Tuesday, January 10, 2012

best friends

today, I feel like a grown-up. sometimes, I just feel like I'm still a kid, but not today... my best friend of 21 years had her first baby today, and I couldn't be more thrilled for her and her husband!

Jennifer and I met in first grade at Conway Elementary. let's just say that it was an unlikely friendship that has stood the test of time. we laughed a couple of weeks ago talking about how much has changed since then...

as kids we played barbies, make believe, and house, went to GA camp, carpooled, crossed a major road with our cabbage patch dolls, read baby-sitters club books, swam, got mad at each other on the way to school and made up on the way home, dressed up, dreamed big dreams, and so much more.

as middle schoolers, we, well... didn't really talk. we ended up in the guidance counselor's office in 6th grade, and you'll just have to ask me for the details on that one... it's a great story. ha!

as high schoolers, we became the best of friends again, had sleepovers, talked about boys, went through awkward phases, Jenn and Ryan started dating in 10th grade (and the rest is history), we went on trips together, spent days at the beach, got our first cars, had our hearts broken, went to camp together, had front-seat parties, talked about the Lord, made plans, cried, laughed, went to homecomings and proms together with our dates, and talked about how someday we would get married, be in each other's weddings, and be someday be moms.
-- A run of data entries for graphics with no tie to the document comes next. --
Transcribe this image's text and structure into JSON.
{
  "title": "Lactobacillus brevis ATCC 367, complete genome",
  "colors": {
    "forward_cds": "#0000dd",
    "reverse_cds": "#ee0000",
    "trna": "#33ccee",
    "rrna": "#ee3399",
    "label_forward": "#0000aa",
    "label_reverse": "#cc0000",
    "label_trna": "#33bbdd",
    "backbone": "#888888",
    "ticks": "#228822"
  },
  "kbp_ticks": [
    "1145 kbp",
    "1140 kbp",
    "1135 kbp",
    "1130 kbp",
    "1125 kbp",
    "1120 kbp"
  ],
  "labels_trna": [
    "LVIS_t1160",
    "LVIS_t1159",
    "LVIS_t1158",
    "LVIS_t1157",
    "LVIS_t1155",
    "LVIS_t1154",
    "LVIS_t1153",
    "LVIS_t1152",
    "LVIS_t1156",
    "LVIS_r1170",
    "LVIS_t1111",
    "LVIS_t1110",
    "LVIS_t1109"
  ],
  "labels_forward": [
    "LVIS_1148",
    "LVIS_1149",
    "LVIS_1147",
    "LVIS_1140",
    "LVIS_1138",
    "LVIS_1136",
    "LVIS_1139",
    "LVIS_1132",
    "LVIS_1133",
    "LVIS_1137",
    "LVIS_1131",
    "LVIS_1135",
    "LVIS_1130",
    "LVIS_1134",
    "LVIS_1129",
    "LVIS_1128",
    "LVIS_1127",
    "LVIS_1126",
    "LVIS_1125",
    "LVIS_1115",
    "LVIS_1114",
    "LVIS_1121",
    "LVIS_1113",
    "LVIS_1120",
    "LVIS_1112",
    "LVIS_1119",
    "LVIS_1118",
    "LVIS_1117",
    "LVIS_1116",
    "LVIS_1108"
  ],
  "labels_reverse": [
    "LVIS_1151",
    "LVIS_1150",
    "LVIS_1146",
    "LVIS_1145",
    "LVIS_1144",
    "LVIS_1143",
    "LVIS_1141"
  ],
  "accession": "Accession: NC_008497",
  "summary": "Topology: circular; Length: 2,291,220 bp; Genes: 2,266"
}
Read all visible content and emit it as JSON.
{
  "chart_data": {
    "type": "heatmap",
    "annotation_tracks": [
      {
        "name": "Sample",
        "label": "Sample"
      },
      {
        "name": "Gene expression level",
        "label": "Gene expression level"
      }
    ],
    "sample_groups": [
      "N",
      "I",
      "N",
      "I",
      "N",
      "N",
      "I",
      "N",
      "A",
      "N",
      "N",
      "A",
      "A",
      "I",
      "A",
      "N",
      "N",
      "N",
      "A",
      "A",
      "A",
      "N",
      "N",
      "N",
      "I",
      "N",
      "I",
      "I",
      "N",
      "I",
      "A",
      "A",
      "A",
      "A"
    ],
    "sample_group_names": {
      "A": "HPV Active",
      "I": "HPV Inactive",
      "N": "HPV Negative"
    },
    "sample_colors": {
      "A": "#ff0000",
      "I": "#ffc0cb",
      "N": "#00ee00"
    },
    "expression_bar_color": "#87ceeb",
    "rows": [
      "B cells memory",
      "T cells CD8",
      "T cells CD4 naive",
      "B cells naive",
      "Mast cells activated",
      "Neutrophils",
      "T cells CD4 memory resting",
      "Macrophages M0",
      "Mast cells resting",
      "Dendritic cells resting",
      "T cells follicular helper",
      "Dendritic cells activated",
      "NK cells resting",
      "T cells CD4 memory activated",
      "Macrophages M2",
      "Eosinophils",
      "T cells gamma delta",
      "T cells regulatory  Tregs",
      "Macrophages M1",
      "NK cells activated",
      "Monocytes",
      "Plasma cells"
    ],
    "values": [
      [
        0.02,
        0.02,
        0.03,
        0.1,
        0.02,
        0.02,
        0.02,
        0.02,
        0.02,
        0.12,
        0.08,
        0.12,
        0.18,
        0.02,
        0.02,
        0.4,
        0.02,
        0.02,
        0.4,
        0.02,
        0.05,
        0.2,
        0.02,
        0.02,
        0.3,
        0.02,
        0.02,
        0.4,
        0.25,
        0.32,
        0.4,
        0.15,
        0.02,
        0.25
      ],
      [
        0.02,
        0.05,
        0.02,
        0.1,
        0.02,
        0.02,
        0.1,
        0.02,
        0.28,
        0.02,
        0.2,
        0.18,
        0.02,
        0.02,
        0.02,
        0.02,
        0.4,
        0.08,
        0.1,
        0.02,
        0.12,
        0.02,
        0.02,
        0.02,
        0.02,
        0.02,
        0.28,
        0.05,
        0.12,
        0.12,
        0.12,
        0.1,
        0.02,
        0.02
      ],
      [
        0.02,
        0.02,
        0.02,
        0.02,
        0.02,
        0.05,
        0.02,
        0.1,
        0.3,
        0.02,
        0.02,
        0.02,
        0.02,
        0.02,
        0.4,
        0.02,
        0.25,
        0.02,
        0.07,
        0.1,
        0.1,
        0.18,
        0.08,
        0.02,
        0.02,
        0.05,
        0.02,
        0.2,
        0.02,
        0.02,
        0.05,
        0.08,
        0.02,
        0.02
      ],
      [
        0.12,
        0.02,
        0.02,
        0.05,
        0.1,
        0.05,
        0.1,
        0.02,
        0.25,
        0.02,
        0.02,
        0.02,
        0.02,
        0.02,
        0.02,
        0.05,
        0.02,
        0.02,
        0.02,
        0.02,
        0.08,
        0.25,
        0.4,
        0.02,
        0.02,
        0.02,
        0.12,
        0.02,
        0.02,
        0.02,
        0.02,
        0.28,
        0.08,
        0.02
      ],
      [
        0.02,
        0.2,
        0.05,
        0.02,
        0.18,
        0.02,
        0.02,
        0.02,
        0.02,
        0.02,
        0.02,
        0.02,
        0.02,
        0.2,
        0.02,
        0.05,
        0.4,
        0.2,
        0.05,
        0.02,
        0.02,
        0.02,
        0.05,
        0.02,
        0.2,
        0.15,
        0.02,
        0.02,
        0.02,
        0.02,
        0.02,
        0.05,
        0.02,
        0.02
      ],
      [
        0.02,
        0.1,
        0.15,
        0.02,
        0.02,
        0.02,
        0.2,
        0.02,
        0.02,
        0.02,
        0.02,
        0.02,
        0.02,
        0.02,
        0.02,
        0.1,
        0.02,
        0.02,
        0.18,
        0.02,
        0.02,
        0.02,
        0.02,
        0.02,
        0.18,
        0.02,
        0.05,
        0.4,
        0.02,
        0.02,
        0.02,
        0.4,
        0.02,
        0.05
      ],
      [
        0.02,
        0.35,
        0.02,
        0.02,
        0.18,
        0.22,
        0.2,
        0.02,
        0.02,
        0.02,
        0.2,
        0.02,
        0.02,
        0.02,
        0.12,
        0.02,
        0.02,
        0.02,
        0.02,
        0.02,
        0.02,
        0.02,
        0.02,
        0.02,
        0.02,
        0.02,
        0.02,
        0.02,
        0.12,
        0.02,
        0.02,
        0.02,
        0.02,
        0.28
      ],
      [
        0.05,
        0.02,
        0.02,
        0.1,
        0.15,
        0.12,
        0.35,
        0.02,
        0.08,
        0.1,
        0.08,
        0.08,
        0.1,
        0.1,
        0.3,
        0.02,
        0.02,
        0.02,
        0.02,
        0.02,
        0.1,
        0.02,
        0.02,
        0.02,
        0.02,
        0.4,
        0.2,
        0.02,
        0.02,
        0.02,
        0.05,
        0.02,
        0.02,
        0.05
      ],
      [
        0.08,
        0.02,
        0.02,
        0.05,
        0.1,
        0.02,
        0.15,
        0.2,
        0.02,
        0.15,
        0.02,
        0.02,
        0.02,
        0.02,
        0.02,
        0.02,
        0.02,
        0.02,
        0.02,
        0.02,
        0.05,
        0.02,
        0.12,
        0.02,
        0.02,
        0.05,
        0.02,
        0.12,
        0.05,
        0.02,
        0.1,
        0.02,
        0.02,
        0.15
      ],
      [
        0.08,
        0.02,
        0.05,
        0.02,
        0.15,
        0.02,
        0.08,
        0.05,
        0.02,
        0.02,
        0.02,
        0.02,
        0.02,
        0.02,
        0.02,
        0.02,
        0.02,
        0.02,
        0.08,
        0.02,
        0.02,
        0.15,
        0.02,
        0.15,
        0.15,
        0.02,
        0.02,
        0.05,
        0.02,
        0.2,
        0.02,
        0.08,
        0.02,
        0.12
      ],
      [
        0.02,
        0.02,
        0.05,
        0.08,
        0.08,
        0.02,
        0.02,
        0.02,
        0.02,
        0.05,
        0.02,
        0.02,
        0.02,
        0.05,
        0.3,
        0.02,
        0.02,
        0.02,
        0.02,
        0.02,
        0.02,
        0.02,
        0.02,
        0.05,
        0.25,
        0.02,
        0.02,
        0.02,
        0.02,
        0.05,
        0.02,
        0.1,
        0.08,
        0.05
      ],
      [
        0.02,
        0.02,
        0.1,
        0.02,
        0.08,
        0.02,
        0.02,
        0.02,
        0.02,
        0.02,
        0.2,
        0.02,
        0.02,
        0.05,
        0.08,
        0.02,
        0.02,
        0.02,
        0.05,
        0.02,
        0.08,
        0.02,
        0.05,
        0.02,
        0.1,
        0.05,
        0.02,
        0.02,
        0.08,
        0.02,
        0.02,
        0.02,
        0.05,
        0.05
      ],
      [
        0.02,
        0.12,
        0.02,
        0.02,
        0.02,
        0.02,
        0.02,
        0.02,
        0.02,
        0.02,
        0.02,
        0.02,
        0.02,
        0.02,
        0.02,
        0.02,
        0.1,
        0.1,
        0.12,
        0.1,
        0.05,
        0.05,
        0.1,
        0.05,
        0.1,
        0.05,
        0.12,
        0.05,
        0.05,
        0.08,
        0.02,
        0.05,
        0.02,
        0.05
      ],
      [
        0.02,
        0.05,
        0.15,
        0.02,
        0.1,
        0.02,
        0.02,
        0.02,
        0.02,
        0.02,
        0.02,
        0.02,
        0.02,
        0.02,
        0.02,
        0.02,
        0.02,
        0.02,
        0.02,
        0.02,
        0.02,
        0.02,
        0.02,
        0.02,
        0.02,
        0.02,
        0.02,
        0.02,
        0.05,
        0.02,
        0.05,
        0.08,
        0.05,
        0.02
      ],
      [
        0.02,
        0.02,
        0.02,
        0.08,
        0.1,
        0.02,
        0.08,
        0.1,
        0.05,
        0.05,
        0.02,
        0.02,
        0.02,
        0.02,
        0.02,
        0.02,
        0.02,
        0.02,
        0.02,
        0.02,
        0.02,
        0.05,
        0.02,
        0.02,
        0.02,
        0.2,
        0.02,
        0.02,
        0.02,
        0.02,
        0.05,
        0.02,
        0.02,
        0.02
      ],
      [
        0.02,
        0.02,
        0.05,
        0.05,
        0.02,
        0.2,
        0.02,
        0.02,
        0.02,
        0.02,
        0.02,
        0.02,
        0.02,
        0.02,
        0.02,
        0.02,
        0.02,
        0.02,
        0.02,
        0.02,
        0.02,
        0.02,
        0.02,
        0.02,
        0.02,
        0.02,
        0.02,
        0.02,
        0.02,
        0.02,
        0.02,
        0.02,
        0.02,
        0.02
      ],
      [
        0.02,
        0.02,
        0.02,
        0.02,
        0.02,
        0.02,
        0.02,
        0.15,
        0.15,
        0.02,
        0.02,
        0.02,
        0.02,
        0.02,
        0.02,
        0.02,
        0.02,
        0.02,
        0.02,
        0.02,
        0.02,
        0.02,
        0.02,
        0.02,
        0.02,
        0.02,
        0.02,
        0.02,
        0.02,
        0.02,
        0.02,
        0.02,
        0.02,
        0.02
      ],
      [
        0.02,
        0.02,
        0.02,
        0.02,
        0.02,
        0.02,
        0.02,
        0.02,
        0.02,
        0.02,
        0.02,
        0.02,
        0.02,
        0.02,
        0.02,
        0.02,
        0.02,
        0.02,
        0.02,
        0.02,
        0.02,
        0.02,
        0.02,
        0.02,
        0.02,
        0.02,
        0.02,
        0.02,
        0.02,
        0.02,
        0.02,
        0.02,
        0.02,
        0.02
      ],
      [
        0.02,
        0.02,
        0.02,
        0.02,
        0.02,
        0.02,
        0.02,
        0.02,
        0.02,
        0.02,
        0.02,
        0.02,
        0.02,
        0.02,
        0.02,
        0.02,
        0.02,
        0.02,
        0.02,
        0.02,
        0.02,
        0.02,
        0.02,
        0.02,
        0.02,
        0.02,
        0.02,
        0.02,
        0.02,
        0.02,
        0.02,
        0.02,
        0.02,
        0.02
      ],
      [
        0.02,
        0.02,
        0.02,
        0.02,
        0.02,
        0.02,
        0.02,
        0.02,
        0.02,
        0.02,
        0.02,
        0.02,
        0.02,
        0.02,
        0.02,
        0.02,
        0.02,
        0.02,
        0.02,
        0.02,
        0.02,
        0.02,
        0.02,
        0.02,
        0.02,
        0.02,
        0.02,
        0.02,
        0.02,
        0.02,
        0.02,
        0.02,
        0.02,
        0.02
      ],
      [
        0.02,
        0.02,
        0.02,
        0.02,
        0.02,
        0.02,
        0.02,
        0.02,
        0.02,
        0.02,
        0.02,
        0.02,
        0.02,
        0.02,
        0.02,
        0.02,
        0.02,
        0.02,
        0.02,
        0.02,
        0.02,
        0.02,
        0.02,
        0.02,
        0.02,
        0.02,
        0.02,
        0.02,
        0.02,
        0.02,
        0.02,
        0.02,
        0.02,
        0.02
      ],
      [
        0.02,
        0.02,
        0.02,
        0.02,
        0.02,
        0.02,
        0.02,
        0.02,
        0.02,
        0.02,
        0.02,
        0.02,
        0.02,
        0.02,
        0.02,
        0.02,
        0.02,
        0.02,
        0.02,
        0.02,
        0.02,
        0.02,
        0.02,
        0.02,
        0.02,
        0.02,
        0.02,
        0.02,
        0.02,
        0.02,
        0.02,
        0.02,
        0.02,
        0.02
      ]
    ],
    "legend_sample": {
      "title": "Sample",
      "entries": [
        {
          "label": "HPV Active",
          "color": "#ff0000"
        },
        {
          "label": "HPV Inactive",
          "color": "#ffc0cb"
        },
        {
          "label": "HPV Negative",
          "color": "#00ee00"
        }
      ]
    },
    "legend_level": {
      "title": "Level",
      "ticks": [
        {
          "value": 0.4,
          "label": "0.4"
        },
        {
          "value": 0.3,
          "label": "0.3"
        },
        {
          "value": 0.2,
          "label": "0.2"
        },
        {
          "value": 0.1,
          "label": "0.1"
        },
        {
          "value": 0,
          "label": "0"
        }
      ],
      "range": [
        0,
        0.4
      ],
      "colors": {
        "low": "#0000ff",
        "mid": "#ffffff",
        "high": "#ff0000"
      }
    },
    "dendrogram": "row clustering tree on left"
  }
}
in college, we were in different states, but our friendship continued... we made road trips between Texas and Mississippi, talked on the phone, texted, and one day I got a call from Ryan, asking me to come to a surprise party the night of their engagement. the next year we graduated college and a week later, I stood beside her as the maid of honor in her wedding.

may 2006 
as adults, we both ended up in Dallas after college and loved being able to get together all the time! we have continued to laugh and cry together, make plans, dream big, and talk about the future. she has stood by me through the most challenging times in my life, and knows me better than anyone. even though we don't talk every day, and don't get to see each other as much as we would like, she's still my best friend. I know that some day, she'll stand by me as my matron of honor when I get married. I wouldn't have it any other way. I hope that 50 years from now, we'll be sitting together, still laughing and telling stories.

Jenn called me on my birthday last year, and said "well, I've got a surprise for you, but it won't arrive until January..." after a few seconds of confusion, I screamed and we celebrated together! best birthday call ever.

last night, I was almost asleep when I got the text that they were headed to the hospital. I had such a hard time sleeping because I was just so excited! when she updated me this morning, all of these memories came flooding through my mind, and I sat and prayed for my best friend, and wept tears of joy over this life-changing day. this little girl has been prayed over for so long!

I can't wait to go to Dallas soon and meet their sweet baby girl, Katelyn Elise. I can't wait to see her story unfold, and I'm so thankful to be a part of her life.

I hope that she is lucky enough to find a best friend like I have found in her mom.